Réponse de le 23/01/2014 à 11:04 :
Faire tomber tout un pays qui compte environ 60% de pro-européens et 40% de pro-russes dans un accord qui le lie et le met sous la coupe sur plusieurs aspects dont énergie d'un gouvernement russe ponctuel, c'est une des preuves que Yanoukovitch est pro-Poutine et il ne s'en est d'ailleurs jamais vraiment caché lui et d'autres proches. Il avait pourtant la possibilité de faire un meilleur choix indépendant pour son pays et mieux équilibré ce qui n'aurait pas eu les conséquences actuelles et futures que l'on peut envisager. Les gens se sont révoltés en Tunisie, Lybie, Egypte, respectez leur choix. En Tunisie, Syrie, Egypte, ils ne considèrent pas avoir été spécialement "soutenus" par l'Ouest puisque vous raisonnez toujours comme lors de la guerre froide ce qui va permettre d'avancer (et de maintenir la dictature Poutine sous ce prétexte comme tout dictateur qui prétend une menace extérieure pour perdurer). En Lybie vous regrettez Kadhafi et vous auriez préféré un massacre à Bengasi ?
Réponse de le 23/01/2014 à 12:28 :
Ou sont les 60% de pro europeens, selon qui ? Moi aussi je peux balancer des chiffres qui me plaisent sans citer mes sources. Un minimum de serieux SVP. La Charia est instituee maintenant en Lybie, demandez donc aux femmes libyennes et aux filles qui ne vont plus a l'ecole ? La guerre froide est d'actualite, mais chez les bisounours de l'Ouest il n'est que question de repondre le parfum de la democratie ...
Réponse de le 23/01/2014 à 12:46 :
@Géopolitique: 1. Si, autant de morts à cause des massacres éthniques et réligieux. Voir Irak. 2. Yanukovitch n'est pas pro-Poutine, les clans oligarchiques d'Ukraine d'Est ont ses propres intérêts. Il suffit de rappeler les conflits gaziers avec la Russie sous sa présidence. Dans la situation créée il n'a pas eu de choix, merci à l’"intelligence" des politiciens européens. L'article le dit clairement. La division les pro-russe et pro-européens en Ukraine n'est pas trop stricte, surtout pour ceux qui comprennent un peu l'économie.
Réponse de le 24/01/2014 à 18:42 :
On est un dictateur quand on est un président soutenu par 60%+ de la population et un grand président démocrate lorsque l'on tombe en dessous des 30% d'opinions favorables? Ou alors c'est surtout l'avis des élites qui comptent, le peuple n'étant pas à même de comprendre comment les choses marchent et donc de se faire un avis?

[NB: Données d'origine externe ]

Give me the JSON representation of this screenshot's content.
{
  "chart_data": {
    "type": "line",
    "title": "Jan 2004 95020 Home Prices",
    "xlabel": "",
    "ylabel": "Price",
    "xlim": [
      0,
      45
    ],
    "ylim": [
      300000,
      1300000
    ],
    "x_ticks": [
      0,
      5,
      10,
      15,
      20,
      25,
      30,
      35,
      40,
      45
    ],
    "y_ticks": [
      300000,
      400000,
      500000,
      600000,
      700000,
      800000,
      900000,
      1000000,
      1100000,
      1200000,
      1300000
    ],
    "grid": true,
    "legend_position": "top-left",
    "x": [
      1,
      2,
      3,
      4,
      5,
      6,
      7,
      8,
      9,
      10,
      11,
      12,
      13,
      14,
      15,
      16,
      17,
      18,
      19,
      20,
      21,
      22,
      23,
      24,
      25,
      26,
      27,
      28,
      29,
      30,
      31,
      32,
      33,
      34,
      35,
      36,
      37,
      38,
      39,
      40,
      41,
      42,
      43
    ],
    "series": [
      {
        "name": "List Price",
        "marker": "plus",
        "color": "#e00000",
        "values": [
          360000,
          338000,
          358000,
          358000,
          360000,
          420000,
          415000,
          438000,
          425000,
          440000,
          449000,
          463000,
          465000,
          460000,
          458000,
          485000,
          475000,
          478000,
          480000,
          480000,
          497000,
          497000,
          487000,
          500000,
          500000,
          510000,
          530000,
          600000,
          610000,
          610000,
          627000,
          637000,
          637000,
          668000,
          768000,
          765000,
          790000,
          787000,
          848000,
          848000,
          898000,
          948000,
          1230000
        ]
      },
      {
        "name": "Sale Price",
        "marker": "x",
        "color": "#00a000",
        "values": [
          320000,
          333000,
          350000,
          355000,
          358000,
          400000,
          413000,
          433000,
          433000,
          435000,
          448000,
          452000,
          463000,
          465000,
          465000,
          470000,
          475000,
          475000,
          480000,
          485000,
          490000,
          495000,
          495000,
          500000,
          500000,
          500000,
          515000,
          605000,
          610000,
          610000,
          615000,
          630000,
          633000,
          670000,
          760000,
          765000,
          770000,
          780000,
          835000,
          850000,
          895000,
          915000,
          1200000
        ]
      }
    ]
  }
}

Oui les révolutions en Tunisie, Lybie et Egypte ont été soutenues par l'Occident, via la reconnaissance des gouvernements d'oppositions comme seuls représentants légitimes du pays. Le gouvernement en place a également été attaqué par une coalition militaire internationale, c'est donc bien qu'un camp a été préféré à l'autre. Si ce n'est pas du soutien ...

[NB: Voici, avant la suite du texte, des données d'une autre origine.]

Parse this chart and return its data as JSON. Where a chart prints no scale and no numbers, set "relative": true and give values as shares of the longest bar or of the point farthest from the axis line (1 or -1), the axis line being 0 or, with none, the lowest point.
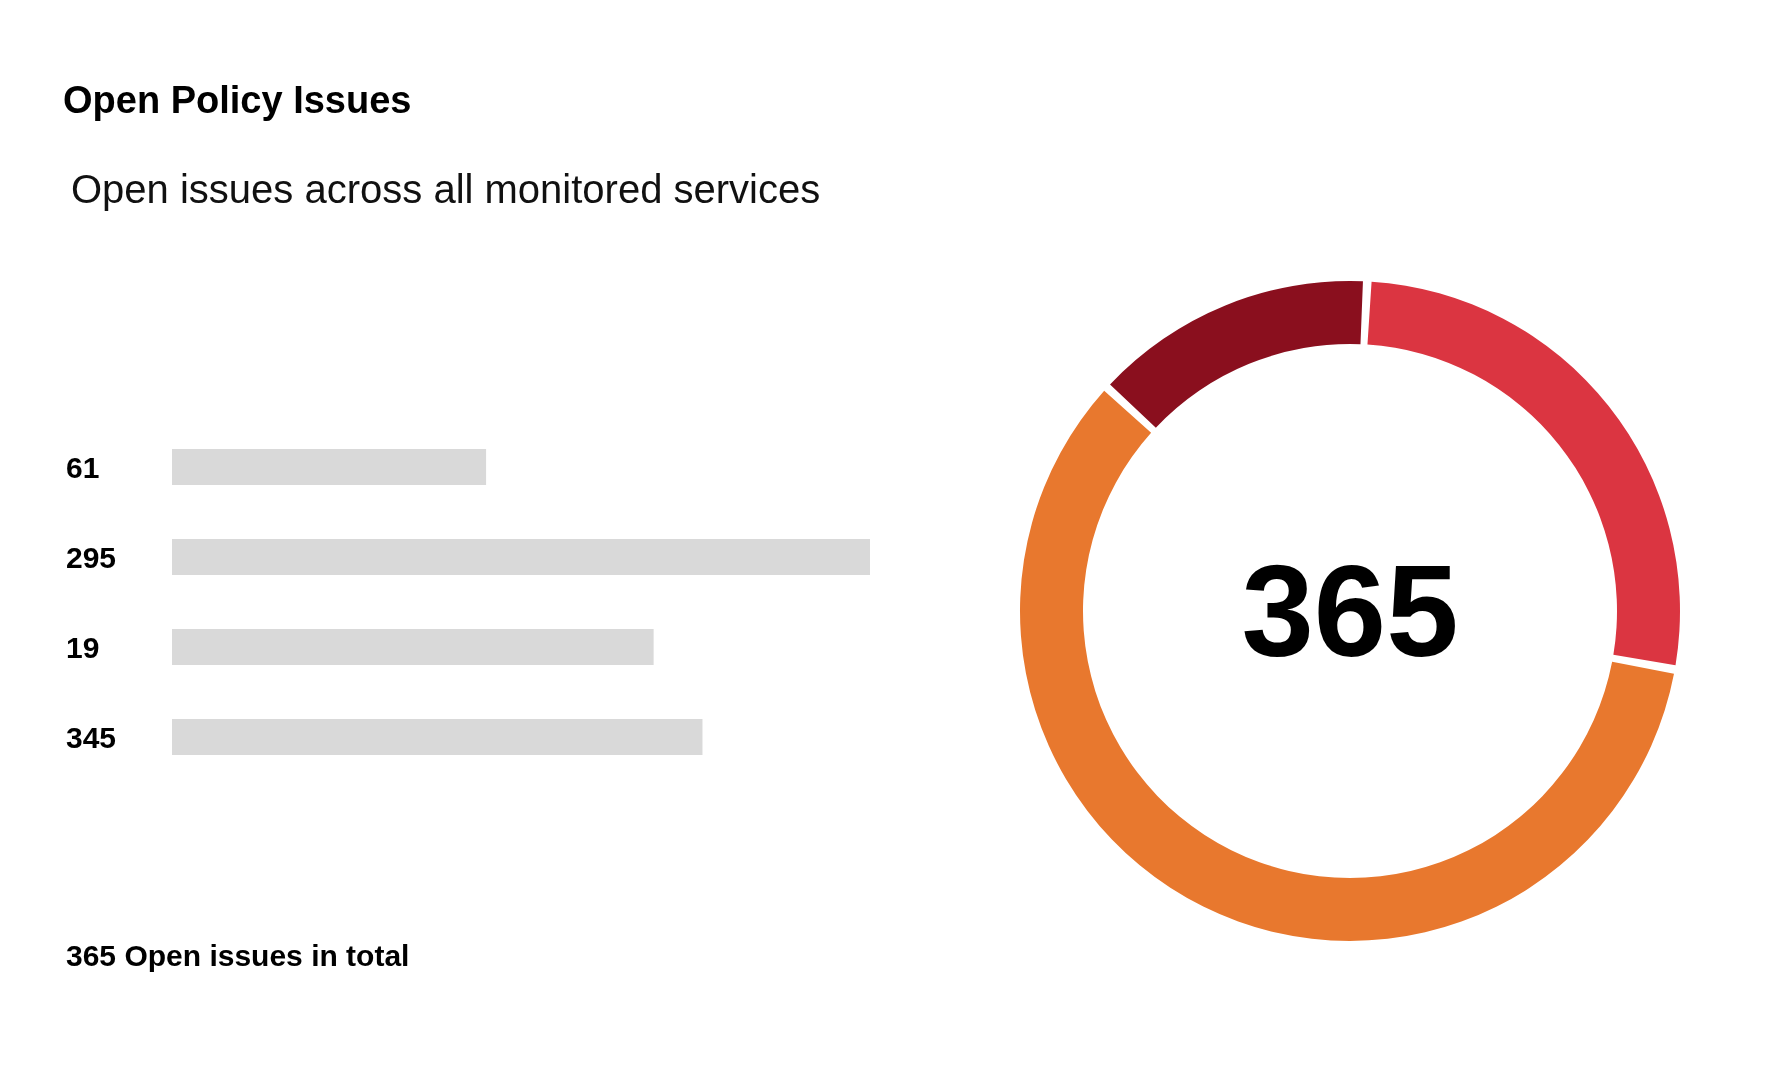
{
  "chart_data": [
    {
      "type": "bar",
      "title": "Open Policy Issues",
      "subtitle": "Open issues across all monitored services",
      "orientation": "horizontal",
      "relative": true,
      "categories": [
        "61",
        "295",
        "19",
        "345"
      ],
      "values": [
        0.45,
        1,
        0.69,
        0.76
      ],
      "color": "#d9d9d9",
      "annotations": [
        "365 Open issues in total"
      ]
    },
    {
      "type": "donut",
      "categories": [
        null,
        null,
        null
      ],
      "values": [
        27,
        59,
        14
      ],
      "colors": [
        "#db3541",
        "#e8782e",
        "#8a0f1e"
      ],
      "annotations": [
        "365"
      ]
    }
  ]
}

a écrit le 22/01/2014 à 18:42 :
Excellent analyse
a écrit le 22/01/2014 à 18:35 :
Bon article! Il y a trop des politiciens européens de type Carl Bildt qui prononcent des slogans au lieu de prendre les décisions basant sur l'analyse politique et économique de la réalité de terrain. Où sont les professionnels?